El derecho de toda persona al disfrute del más alto nivel posible de salud física y mental no es una dádiva del Estado, y tampoco debe ser considerado una herramienta de chantaje.
Este derecho se encuentra consagrado en el artículo 12 del Pacto Internacional de Derechos Económicos, Sociales y Culturales (PIDESC), e impone a los Estados la obligación de tomar todas las medidas necesarias para garantizar “la prevención y el tratamiento de las enfermedades epidémicas, endémicas, profesionales y de otra índole”. Adicionalmente, respecto al acceso a medicinas, el artículo 15 del PIDESC establece el derecho de todas las personas de “gozar de los beneficios del progreso científico y de sus aplicaciones”.

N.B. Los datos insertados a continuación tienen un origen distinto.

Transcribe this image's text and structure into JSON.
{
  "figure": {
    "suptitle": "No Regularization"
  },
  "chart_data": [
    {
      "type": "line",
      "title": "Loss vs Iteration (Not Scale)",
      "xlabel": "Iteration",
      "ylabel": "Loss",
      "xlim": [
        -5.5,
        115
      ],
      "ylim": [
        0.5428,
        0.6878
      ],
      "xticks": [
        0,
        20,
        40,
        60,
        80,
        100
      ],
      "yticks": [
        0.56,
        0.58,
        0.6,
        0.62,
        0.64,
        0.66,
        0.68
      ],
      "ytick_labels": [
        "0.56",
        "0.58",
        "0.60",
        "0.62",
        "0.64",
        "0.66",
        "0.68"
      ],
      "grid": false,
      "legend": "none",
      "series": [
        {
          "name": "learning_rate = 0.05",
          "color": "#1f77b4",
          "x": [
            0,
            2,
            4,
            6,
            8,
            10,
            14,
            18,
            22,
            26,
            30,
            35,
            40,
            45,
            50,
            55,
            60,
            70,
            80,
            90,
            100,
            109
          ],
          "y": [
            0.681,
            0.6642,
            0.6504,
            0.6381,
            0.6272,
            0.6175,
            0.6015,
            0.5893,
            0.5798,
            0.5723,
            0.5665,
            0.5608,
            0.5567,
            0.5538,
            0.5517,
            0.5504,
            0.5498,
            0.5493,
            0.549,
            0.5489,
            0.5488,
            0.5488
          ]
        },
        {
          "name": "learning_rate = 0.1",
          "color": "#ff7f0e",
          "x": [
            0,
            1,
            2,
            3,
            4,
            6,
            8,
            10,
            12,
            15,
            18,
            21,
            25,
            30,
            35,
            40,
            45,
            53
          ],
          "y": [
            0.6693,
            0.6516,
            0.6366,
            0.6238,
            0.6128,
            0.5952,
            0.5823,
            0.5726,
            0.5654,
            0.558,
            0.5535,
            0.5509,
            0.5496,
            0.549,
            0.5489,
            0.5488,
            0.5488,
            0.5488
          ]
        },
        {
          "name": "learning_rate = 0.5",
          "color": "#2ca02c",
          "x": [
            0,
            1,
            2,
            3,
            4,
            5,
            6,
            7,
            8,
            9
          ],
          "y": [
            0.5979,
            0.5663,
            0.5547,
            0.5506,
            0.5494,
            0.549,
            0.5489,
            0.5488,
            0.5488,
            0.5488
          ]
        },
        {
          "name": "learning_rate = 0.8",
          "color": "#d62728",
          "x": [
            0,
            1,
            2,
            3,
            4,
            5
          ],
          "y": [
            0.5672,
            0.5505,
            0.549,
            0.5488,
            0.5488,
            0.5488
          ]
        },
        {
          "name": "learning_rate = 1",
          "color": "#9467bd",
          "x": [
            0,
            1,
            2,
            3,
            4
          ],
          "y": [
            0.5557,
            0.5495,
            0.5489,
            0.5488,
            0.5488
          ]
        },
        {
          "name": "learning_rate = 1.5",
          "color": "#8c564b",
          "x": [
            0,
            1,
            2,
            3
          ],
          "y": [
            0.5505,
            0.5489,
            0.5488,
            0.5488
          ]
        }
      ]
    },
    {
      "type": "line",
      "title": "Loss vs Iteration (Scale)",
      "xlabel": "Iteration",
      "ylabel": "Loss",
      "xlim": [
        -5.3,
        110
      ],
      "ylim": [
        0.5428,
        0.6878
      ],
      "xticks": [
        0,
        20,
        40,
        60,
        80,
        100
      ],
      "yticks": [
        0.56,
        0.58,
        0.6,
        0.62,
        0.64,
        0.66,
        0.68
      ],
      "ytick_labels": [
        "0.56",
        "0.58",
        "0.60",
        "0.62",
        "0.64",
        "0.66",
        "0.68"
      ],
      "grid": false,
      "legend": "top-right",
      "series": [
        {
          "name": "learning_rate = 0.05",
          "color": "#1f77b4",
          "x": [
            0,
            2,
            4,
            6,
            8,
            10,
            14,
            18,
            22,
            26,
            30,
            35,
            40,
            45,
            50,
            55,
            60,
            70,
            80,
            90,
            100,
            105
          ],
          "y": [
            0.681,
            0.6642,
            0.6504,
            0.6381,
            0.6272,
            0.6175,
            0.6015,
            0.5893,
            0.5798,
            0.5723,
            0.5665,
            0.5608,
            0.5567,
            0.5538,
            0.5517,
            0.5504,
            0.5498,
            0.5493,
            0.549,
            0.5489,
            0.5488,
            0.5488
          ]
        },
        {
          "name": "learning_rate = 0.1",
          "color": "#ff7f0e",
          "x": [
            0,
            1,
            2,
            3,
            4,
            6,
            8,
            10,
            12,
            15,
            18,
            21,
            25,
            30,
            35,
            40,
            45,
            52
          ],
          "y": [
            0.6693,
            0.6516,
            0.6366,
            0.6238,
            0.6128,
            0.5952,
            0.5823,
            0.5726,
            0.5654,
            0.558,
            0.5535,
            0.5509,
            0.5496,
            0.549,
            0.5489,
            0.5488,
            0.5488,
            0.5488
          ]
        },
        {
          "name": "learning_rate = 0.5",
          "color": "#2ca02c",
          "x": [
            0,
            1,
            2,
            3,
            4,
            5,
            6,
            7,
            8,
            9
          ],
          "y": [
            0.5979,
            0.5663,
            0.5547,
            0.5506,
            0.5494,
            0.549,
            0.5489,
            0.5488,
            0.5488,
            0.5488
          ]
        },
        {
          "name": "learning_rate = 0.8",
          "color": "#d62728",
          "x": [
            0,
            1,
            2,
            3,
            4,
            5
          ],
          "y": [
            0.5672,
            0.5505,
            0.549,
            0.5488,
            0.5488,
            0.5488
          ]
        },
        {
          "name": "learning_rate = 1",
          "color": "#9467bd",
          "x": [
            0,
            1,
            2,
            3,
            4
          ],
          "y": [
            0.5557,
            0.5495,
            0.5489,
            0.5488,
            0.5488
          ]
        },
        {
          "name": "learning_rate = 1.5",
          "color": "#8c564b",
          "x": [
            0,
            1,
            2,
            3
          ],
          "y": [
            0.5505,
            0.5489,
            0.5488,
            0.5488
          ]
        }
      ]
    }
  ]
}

Todas estas circunstancias han propiciado que el ciudadano cada día se sienta más vulnerable. La incertidumbre para aplicarse la vacuna en contra de la COVID-19 se ha convertido en una necesidad apremiante.
El cardenal Baltazar Porras llamó a una revisión global del tema y propuso la creación de un plan nacional de vacunación que involucre a los más vulnerables y débiles.
Nicolás Maduro debe poner la salud en primer lugar y hasta la fecha los hechos revelan que no ha sido capaz de ejecutar una política de vacunación que asegure el acceso universal y equitativo a la vacuna contra la COVID-19, con especial atención a los grupos desamparados.
El Estado debe garantizar un plan de vacunación asequible para todas las personas, lo que implica el acceso gratuito a las vacunas. En principio, para aquellas en situación de pobreza o de menores ingresos, a fin de que el nivel de ingresos o su poder adquisitivo no resulte en un factor determinante que impida o privilegie su inmunización.
La exigencia del carnet de la patria para administrar las vacunas al ciudadano es una evidencia más de la instauración de la discriminación política como una práctica sistemática, a partir de una primitiva y antidemocrática idea: si no estás conmigo, estás en mi contra.